Народ, или Когда-то мы были дельфинами - Пратчетт Терри
Шрифт:
Интервал:
Закладка:
Она выбралась наружу, в парное утро, полное птичьих песен. Большая часть «Джуди» была раскидана по тропе за спиной, а в голове билось одно: «Тропическая лихорадка».
Это такое особенное безумие, которое нападает на человека в жару. Про эту болезнь ей рассказал первый помощник Кокс – наверное, хотел напугать. Это на него похоже. «Моряки заболевают тропической лихорадкой, если на море слишком долго царит штиль, – сказал Кокс. – Тогда они смотрят за борт и видят не океан, а прохладные зеленые поля. Моряки прыгают в эти поля и тонут». Первый помощник Кокс рассказывал, что видел, как взрослые люди этакое проделывали. Спрыгнут на поросший ромашками луг и утонут, или, как выражался Кокс, утопнут. Небось сам их сталкивал.

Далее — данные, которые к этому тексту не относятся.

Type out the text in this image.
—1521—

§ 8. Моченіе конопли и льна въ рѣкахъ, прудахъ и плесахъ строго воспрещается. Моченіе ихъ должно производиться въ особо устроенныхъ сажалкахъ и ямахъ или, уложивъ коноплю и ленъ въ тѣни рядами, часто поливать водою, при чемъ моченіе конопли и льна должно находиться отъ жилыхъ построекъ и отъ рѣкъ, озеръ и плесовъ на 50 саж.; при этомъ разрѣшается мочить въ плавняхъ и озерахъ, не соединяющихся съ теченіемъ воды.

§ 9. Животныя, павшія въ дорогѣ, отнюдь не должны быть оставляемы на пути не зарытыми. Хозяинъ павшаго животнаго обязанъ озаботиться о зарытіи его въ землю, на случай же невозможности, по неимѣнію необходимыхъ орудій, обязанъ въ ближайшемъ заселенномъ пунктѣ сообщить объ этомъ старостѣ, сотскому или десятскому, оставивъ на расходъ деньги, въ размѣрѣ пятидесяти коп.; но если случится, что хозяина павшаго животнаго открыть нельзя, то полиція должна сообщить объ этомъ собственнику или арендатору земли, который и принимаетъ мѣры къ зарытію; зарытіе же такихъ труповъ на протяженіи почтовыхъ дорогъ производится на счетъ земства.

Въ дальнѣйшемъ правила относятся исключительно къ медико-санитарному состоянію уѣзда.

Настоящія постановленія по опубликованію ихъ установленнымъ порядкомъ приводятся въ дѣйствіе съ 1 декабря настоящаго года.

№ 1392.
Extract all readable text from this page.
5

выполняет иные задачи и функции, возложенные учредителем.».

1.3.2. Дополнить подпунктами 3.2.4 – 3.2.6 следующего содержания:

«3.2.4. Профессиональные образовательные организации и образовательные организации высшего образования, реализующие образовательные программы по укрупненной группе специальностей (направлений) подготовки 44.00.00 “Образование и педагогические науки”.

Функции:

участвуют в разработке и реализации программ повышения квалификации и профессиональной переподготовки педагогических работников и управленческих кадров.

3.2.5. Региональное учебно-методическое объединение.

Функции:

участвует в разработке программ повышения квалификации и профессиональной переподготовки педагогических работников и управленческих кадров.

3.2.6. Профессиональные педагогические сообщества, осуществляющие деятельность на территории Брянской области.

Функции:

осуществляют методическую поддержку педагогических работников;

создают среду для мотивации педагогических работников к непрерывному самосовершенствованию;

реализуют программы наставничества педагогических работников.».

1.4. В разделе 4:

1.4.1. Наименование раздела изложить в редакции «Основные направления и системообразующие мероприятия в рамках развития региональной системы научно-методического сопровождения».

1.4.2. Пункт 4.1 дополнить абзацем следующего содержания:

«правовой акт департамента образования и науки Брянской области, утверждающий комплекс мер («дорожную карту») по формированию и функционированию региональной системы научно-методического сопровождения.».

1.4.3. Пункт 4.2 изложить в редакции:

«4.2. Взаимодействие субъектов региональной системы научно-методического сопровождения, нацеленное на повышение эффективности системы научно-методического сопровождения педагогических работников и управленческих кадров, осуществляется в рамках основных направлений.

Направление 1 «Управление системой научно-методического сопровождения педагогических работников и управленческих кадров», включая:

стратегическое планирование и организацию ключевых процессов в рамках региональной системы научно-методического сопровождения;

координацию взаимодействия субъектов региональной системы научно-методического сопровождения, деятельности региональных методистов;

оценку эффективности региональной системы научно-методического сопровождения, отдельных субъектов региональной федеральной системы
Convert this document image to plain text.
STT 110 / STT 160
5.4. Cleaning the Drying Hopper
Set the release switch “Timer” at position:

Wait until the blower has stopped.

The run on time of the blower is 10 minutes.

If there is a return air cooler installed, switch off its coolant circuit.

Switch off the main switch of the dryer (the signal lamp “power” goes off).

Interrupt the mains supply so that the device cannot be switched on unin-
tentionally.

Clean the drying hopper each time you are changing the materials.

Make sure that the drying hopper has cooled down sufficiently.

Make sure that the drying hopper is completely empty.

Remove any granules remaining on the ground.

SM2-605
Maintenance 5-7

Вот и она спрыгивает с борта корабля прямо в зеленые джунгли. Это было в чем-то противоположно безумию. Она была совершенно уверена, что она в своем уме, это мир сошел с ума. На тропе валялись мертвые тела. Ей и раньше приходилось видеть покойников, когда ее дядя сломал шею на охоте, и еще был тот ужасный случай с хлебоуборочной машиной. Она убедилась, что Кокчика среди этих мертвецов нету, и устыдилась своей радости. Она быстренько прочитала молитву над усопшими, побежала назад на корабль, и там ее стошнило.
Среди хаоса, царившего в некогда аккуратной каюте, она нашла свой ящичек с письменными принадлежностями. Примостила его на коленях, открыла, вытащила одну из пригласительных карточек с золотым обрезом, полученных на день рождения, и задумчиво уставилась на нее. Согласно книге о правилах хорошего тона (тоже подарок на день рождения), если девушка приглашает молодого человека в гости, при этом должна присутствовать дуэнья, а ей некого было попросить – разве что бедного капитана Робертса. Он настоящий капитан, а это чего-нибудь да стоит, но, к несчастью, он мертв. С другой стороны, в книге не сказано, что дуэнья обязательно должна быть живая – сказано только, что она должна присутствовать. Как бы там ни было, за койкой до сих пор спрятан острый мачете. С тех пор как на борту появился первый помощник Кокс, путешествие стало не слишком приятным.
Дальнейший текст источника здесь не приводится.